Nous allons vivre principalement les deux nuits de la veillée. Les fonds sont uniformes : ocre ou bleutés. Soudain, une page entière est recouverte par un dessin qui plonge le lecteur dans une sensation de solitude frappante : à l'avant-plan, un cercueil, au milieu, dans une sorte de petite guérite, Leftéris, la cravate desserrée. Tout autour, rien que des arbres.
Le passage onirique se décline dans une dominante de vert et de rouge. A la fin de cette expérience, un immense paysage couvre les deux pages. le ciel commence à s'éclaircir. Tous les immeubles sont envahis de petits points lumineux : partout, les habitants se réveillent. Ils allument la lumière. Et bien loin d'eux, de leur agitation, de leur quotidien, Leftéris n'est qu'une silhouette sombre, de dos, perdue dans sa réflexion. L'objet de celle-ci, le cercueil, est vivement éclairé par un unique lampadaire. L'impression qui se dégage est à la fois grandiose et poignante.
Leftéris est touchant. On le sent triste, désemparé, délaissé. On le suit dans sa routine : courses à la supérette, quelques mots échangés avec le vieux gérant impotent, préparation maniaque du repas. Il compte un à un les petits pois (ou les lentilles) qu'il s'apprête à cuire. Une conversation téléphonique avec sa femme et sa fille qui vivent apparemment loin de lui, serre le coeur.

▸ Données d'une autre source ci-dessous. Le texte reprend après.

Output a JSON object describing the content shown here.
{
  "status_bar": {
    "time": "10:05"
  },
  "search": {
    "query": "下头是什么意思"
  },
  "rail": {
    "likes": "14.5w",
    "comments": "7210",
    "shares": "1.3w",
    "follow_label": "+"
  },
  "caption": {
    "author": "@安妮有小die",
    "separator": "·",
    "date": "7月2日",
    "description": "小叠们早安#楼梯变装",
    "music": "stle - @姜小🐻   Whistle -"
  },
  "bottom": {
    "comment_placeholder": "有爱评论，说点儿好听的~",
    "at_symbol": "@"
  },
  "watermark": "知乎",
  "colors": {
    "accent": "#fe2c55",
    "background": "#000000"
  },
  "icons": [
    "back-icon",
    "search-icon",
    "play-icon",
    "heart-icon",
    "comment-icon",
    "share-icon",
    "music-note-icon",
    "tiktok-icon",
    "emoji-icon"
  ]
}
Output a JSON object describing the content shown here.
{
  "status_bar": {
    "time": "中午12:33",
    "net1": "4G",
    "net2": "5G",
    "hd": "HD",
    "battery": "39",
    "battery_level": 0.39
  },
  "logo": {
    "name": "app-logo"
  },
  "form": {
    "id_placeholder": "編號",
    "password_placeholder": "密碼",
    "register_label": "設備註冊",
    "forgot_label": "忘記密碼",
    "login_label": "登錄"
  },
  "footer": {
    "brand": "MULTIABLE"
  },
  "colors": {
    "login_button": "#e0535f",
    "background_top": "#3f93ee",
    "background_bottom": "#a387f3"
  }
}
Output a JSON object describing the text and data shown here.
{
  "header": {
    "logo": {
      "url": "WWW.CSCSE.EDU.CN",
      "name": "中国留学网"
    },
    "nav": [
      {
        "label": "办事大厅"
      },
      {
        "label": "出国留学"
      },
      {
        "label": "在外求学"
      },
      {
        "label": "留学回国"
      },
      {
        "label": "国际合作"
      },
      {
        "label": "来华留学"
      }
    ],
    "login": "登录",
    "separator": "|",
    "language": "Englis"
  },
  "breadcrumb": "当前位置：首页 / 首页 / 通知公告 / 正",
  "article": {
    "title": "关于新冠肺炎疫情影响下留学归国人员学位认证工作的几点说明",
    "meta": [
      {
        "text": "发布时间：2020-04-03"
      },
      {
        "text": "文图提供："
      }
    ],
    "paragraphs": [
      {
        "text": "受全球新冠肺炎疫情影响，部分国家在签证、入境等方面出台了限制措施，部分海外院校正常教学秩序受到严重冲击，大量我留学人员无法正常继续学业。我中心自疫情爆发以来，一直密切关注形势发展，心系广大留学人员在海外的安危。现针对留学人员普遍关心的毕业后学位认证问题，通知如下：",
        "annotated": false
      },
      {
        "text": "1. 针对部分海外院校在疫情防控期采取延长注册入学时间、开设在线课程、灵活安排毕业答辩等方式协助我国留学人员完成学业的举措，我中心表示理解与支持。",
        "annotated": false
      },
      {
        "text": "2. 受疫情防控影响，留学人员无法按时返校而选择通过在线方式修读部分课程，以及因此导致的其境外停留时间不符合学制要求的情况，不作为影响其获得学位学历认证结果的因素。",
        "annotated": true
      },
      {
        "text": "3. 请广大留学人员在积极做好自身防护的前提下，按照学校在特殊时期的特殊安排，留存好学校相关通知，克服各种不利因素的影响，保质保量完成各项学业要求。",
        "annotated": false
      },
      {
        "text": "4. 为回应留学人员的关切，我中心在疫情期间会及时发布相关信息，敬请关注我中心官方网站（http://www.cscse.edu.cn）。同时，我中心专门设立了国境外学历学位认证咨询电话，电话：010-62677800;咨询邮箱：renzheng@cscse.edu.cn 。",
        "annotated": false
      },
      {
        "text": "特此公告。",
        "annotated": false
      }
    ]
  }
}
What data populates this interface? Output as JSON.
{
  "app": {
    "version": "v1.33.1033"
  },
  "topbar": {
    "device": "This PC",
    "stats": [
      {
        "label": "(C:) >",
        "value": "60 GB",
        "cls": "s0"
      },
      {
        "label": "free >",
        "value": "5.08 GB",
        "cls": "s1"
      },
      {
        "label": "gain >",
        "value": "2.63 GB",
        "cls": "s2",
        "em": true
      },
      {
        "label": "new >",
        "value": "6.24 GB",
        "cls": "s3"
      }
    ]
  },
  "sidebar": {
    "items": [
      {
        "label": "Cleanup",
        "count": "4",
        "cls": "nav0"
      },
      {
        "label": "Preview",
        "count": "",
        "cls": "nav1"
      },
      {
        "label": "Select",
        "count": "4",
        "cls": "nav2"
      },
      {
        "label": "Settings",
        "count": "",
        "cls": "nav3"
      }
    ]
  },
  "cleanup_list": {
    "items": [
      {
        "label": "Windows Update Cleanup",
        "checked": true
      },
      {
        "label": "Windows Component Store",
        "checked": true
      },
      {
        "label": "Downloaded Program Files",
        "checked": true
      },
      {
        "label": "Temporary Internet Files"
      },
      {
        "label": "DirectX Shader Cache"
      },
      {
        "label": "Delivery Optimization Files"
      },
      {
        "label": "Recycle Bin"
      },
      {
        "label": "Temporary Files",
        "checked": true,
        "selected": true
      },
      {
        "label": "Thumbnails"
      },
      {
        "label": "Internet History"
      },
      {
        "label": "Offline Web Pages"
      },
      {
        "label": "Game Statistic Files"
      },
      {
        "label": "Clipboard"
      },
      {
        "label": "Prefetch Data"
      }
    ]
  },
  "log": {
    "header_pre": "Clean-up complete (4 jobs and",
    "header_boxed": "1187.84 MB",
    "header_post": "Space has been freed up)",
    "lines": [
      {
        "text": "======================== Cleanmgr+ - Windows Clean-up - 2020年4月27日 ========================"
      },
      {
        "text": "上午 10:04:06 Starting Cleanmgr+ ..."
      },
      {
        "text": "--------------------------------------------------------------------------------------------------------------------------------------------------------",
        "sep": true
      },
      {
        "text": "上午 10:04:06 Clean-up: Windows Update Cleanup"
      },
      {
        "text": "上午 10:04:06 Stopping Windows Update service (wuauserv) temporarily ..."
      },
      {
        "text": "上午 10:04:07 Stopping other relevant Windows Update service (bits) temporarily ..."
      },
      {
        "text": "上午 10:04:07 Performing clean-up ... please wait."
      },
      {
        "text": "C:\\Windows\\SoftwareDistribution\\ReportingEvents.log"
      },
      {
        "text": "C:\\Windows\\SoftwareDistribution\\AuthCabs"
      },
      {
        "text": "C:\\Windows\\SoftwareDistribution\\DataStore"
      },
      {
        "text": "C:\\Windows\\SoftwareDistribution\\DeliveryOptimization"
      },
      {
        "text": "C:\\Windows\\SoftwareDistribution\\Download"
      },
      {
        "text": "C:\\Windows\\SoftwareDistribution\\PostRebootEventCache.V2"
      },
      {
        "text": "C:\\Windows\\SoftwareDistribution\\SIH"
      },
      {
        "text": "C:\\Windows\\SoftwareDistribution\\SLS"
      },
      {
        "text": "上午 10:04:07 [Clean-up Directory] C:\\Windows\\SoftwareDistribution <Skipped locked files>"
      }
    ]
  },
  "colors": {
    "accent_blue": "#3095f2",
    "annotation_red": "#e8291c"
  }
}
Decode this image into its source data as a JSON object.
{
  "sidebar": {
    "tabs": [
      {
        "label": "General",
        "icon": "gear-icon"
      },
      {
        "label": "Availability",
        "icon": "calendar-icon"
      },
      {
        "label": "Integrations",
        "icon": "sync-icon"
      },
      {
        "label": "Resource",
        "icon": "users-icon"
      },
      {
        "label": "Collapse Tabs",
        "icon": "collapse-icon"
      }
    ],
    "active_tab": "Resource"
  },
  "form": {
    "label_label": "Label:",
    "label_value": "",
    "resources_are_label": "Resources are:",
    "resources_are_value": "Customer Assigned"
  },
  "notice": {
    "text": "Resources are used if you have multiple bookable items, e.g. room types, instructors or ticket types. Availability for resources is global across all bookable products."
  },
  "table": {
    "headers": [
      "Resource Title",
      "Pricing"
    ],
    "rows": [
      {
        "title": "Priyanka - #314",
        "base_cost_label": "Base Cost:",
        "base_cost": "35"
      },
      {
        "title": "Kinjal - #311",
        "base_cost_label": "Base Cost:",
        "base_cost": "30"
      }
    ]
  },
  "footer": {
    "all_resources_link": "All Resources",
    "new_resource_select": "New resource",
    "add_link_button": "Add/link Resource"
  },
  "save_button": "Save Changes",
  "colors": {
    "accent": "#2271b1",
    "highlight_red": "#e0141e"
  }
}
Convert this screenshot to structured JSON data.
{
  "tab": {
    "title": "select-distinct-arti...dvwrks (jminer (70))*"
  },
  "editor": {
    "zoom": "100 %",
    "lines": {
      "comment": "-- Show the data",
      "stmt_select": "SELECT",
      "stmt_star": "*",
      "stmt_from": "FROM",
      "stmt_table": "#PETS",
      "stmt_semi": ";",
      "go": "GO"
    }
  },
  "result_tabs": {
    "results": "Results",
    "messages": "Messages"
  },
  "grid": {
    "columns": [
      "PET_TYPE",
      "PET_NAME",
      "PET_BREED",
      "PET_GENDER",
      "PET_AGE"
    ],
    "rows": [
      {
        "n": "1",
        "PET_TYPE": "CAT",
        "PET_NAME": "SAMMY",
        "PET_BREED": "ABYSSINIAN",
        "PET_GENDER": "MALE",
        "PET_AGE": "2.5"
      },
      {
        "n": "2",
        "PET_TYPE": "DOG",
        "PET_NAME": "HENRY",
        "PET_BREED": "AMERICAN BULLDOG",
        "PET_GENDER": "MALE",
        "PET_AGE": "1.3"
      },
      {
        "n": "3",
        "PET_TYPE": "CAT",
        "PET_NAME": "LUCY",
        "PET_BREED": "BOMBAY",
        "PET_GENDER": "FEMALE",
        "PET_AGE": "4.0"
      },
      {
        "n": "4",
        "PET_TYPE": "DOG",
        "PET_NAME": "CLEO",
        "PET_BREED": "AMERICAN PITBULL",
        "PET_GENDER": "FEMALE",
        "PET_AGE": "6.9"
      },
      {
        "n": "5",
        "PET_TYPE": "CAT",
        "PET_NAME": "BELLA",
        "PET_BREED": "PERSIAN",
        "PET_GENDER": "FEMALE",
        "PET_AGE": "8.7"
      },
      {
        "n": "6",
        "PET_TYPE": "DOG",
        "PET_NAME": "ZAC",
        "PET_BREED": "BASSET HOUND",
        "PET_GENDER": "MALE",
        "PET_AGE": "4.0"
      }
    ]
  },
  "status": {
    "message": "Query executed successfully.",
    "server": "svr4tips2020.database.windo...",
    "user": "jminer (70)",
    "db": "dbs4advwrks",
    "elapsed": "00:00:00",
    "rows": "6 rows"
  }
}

Finira-t-il comme le « client » qu'il doit veiller ? Tellement abandonné qu'on ne découvre son cadavre qu'un mois après le décès ?
J'ai beaucoup aimé cette bande dessinée qui m'a pourtant laissé un sentiment de tristesse et d'amertume.
Je remercie chaleureusement l'opération Masse critique et les éditions Steinkis qui me l'ont offerte.